RESUMO: O artigo
pretende ler a noção de hegemonia à luz de questões
brasileiras contemporâneas.
O ano
de 2014 ainda guarda uma surpresa: as eleições estaduais e federais de outubro.
Elas envolvem boas expectativas porque têm o potencial de reconfigurar as estratégias
partidárias locais e os rumos políticos e econômicos em torno de um novo padrão
de desenvolvimento brasileiro conforme apontou Gianetti. Outros fatores contribuem
para aquecer as expectativas quanto ao pleito de outubro: a obscena
crise moral e social do Brasil na “Copa das Copas”, a desconfiança nua que
depositamos nos representantes políticos e, enfim, os rastilhos de pólvora das Jornadas
de Junho. Além dessas evidências, vamos questionar outros dois elementos de
longa duração histórica que também estão em jogo: a hegemonia do Partido da
Social Democracia Brasileira em escala estadual em São Paulo, o maior colégio
eleitoral da federação, e a hegemonia do Partido dos Trabalhadores em nível
federal. E uma referência quando se trata de hegemonia é Antonio Gramsci.
VAI SER MARXISTA NOS 1920
Gramsci
foi um teórico italiano marxista que viveu entre 1891 e 1937. Nascido na Sardenha,
ele se mudou para Turim, uma próspera região industrial, onde se envolveu com o
Partido Socialista Italiano. Depois de conhecer o movimento operário de Paris e
Moscou, ele rompeu com as leituras que seus colegas faziam do marxismo e ajudou
a fundar o Partido Comunista Italiano enquanto publicava suas interpretações em
jornais operários. Entretanto, a sua atividade política o colocou na mira do
governo fascista de Mussolini que mandou “prender e calar esta cabeça por mais
de vinte anos”. Mesmo preso, Gramsci continuou sua atividade intelectual: além
de manter correspondências com familiares, ele também aprofundou suas interpretações
a respeito do marxismo com originalidade, conforme veremos a seguir. Gramsci
foi solto em 1937, porém veio a falecer no mesmo ano devido à tuberculose.
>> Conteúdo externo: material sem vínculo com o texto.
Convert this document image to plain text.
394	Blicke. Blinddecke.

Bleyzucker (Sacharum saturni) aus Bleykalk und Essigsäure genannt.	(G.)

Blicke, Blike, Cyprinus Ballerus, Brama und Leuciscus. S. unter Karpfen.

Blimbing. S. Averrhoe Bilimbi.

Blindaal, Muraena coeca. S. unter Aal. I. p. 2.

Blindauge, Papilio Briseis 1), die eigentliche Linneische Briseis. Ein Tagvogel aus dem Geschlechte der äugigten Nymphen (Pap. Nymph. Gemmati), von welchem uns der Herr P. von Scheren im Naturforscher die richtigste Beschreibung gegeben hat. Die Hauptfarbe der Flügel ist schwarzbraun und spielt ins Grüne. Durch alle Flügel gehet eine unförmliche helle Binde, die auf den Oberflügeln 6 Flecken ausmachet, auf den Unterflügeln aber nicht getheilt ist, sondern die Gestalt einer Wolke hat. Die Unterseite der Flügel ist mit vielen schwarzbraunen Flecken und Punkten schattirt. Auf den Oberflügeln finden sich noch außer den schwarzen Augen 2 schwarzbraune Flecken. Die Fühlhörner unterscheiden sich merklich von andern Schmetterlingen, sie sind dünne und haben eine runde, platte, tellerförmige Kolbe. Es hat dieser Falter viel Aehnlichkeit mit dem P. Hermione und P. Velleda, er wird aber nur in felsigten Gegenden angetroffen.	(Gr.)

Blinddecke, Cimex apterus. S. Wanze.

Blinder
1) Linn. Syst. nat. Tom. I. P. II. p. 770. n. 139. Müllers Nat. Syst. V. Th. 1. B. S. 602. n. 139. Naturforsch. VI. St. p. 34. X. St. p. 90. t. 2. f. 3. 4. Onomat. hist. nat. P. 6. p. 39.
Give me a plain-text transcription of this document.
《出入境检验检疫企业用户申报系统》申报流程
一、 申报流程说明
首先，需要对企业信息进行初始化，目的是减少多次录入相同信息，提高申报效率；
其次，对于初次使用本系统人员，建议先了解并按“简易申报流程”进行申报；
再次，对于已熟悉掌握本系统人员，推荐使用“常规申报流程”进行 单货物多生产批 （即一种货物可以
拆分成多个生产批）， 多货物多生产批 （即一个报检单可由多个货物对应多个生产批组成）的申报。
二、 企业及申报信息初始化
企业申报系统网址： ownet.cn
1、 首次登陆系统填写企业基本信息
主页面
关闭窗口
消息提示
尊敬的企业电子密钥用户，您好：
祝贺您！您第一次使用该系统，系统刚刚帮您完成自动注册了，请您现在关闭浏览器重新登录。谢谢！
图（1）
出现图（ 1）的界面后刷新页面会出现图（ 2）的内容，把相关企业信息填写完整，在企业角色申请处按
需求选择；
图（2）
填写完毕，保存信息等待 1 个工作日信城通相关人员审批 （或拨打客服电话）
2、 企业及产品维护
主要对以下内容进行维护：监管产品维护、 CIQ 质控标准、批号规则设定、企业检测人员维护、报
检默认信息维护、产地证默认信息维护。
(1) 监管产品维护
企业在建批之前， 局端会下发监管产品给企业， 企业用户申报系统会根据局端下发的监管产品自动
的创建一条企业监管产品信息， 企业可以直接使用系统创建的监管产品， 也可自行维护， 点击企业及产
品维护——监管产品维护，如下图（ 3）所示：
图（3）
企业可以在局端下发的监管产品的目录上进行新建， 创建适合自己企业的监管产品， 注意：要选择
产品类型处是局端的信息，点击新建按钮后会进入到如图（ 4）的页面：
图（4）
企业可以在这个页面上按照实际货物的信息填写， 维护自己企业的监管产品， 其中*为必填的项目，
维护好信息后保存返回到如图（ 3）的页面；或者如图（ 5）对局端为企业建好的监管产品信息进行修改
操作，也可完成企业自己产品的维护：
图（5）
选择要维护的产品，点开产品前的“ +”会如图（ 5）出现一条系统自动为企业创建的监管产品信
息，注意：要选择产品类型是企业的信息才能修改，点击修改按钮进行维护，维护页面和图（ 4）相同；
O CÁRCERE ENTRE GRAÇA E GRAMSCI
É
comum encontrar estudos que traçam afinidades entre as biografias de Gramsci e
a do escritor brasileiro Graciliano Ramos. Assim como Gramsci, o alagoano nascido
em 1892 também foi vítima do fascismo: ele foi encarcerado pela polícia
varguista de Filinto Müller de 1936 a 1937. O cárcere foi decisivo para a formação
intelectual de ambos escritores: eles experimentaram a dura rotina ambivalente
da disciplina prisional que, ao mesmo tempo que aumenta a força útil e
econômica dos corpos também diminui a força política dos mesmos ao acentuar o exercício
da obediência. Em outras palavras, como diria Foucault, a disciplina “dissocia
o poder do corpo, pois ela aumenta a sua aptidão enquanto reforça a sua submissão”.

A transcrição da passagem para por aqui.